In performing the PT test, 1.5 μL of blood was injected into the inlet blood reservoir and 0.5 μL of PT reagent (Dade® Innovin®) was placed in the reagent reservoir. The CD was then rotated at 2000 rpm for 5 s in order to deposit ~0.5 μL of plasma in the plasma reservoir. The rotation speed was then increased to 2200 rpm for a further 5 s in order to produce a mixed flow of plasma and PT reagent into the detection chamber. Following the mixing process, the CD was rotated manually such that the detection chamber was illuminated by the laser beam emerging from the ND filter. Figure 6b presents the timeline for the entire PT test. The time required to form fibrin clots as a result of the coagulation process between the plasma and PT reagent was measured optically by the spectrometer. Figure 6c shows the PT measurement curve for a whole blood sample with a hematocrit concentration of 48 %, in which the x-axis shows the time and the y-axis shows the light transmission amplitude. After the mixing process, the residual blood cells fall to the bottom of the detection chamber as a result of their greater density. Thus, in obtaining the results presented in Fig. 6c, the laser beam was aimed at the top of the detection chamber in order to exclude the effects of these blood cells when determining the coagulation time. It is seen that the amplitude of the transmitted light has a high and constant value for the first 10 s of the detection period. Thus, it is inferred that very little fibrin is formed. However, after 10 s, the intensity of the transmitted light reduces sharply and remains approximately constant as further time elapses, indicating the completion of the coagulation process. The total time of the PT test, including the sample/reagent injection time, the blood separation time, the plasma mixing time and the coagulation time was found to be less than 1 min. This time is significantly less than that of a typical PT test bench top system (Sysmex CA1500 coagulation analyzer), i.e., around 15 min (Shih et al. 2012).

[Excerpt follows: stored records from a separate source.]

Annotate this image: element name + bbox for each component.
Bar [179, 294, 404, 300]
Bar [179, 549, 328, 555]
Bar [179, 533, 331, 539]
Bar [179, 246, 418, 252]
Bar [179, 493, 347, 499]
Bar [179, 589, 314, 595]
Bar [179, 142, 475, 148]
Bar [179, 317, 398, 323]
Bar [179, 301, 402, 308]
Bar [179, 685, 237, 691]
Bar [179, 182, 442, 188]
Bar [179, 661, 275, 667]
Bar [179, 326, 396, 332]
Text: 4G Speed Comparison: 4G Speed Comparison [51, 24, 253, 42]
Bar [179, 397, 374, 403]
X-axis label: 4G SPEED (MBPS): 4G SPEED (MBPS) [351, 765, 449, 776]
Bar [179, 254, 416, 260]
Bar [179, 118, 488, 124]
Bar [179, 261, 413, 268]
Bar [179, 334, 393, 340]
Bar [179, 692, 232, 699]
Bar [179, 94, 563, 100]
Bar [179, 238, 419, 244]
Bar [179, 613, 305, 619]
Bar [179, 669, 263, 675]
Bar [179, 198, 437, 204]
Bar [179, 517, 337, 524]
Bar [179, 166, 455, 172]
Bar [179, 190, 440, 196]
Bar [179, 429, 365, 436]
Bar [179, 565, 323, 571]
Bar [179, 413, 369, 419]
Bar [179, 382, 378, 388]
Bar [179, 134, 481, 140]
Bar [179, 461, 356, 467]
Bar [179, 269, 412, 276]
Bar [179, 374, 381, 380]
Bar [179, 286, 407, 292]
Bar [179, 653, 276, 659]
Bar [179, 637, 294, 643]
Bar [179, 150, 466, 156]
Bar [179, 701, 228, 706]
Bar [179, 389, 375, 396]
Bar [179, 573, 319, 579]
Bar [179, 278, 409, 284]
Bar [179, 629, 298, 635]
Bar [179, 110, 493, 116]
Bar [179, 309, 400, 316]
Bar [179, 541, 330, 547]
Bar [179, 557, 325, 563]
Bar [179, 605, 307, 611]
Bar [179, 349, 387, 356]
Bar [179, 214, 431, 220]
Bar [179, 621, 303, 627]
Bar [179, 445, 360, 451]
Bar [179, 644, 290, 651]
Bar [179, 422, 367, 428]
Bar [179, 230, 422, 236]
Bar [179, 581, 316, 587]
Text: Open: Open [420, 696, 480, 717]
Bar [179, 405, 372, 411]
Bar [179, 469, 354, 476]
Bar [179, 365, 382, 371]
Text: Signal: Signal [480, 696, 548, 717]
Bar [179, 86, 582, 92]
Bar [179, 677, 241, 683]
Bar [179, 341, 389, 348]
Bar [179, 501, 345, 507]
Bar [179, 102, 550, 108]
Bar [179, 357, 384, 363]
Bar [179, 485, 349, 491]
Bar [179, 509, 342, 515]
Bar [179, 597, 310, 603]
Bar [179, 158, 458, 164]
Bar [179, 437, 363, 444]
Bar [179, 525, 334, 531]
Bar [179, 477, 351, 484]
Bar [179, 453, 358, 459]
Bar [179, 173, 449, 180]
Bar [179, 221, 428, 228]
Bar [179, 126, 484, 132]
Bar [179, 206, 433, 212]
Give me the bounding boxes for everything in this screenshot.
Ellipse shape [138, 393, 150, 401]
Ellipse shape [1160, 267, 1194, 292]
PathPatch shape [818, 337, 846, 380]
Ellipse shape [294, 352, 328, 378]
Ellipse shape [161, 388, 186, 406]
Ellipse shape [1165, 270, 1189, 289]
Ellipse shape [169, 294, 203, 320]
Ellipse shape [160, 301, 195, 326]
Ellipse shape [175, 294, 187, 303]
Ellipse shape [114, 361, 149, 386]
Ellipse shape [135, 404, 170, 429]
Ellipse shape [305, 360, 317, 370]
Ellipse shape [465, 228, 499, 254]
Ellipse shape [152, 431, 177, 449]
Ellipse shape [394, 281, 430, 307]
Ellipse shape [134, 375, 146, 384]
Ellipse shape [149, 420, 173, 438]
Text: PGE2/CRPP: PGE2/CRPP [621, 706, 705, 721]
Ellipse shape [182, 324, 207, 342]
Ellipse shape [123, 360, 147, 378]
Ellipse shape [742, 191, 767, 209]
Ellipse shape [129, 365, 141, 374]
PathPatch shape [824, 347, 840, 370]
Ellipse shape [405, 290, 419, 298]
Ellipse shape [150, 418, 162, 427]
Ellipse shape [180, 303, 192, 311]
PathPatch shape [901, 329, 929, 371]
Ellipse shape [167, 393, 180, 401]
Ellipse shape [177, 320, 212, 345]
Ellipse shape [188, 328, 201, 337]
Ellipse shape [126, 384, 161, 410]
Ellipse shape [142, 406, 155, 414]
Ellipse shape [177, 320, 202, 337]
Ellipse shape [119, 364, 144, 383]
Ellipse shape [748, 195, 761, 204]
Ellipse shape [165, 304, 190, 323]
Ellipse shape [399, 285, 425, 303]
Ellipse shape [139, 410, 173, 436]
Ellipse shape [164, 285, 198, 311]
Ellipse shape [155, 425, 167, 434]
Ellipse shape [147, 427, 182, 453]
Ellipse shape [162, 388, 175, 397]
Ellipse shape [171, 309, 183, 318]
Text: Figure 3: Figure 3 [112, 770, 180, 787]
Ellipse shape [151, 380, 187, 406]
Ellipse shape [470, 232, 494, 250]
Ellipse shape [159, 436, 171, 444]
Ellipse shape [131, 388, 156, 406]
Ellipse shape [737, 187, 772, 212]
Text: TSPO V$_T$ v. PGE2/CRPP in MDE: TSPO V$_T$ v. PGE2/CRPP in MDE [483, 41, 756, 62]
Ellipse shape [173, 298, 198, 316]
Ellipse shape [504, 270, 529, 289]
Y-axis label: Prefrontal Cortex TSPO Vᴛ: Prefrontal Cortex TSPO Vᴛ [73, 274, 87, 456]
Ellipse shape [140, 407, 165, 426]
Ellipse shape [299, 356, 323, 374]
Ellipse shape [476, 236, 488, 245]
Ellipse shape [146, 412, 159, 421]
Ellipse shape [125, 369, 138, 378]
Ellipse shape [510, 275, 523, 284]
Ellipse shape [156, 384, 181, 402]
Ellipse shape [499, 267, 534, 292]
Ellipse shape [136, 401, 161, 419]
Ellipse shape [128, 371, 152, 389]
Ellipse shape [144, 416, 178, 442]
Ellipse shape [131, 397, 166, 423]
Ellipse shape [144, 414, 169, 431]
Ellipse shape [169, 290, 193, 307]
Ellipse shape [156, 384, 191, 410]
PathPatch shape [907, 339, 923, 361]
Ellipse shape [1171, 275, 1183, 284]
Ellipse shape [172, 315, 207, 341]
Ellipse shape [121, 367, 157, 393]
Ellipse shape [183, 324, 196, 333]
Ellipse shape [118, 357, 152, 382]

The PT test was repeated using blood samples with various hematocrit concentrations in the range of 6 ~ 24 %. The results showed that the coagulation time increased with a decreasing hematocrit concentration. For example, the coagulation time for a sample with a 24 % hematocrit concentration was found to be 25 s, while for samples with hematocrit concentrations of 12 % and 6 %, the coagulation time was found to be 40 s and 70 s, respectively. The lengthening of the coagulation time with a decreasing hematocrit concentration is to be expected since the interactions among the fibrins are weakened as the hematocrit concentration reduces.

5 Conclusions

This study has presented a lab-on-CD microfluidic platform for the rapid separation and mixing of blood plasma. The performance of the proposed device has been evaluated both numerically and experimentally. The experimental results have shown that a plasma separation efficiency of up to 95 % can be achieved within 5 ~ 6 s for a diluted blood sample with a hematocrit concentration of 6 %. Moreover, it has been shown that the separation efficiency increases monotonically as the hematocrit concentration decreases. The mixing performance of three square-wave microchannels with different widths has been analyzed and compared. The results have shown that the mixing efficiency improves as the channel width is reduced. Given a CD rotation speed of 2200 rpm and a channel width of 50 μm, a mixing efficiency of 96 % can be obtained within 5 s. The feasibility of the proposed CD platform for clinical applications has been demonstrated by performing a PT test. It has been shown that the test can be accomplished using a total sample volume (blood and reagent) of just 2 μL. Moreover, the test can be completed within 1 min rather than the 15 min required by a typical bench top system. The CD microfluidic platform proposed in this study has many practical advantages compared to existing devices, including a low cost, a straightforward fabrication process, a low sample/reagent consumption, and a high portability. As a consequence, it provides an ideal solution for Point-of-Care (POC) clinical diagnostic applications.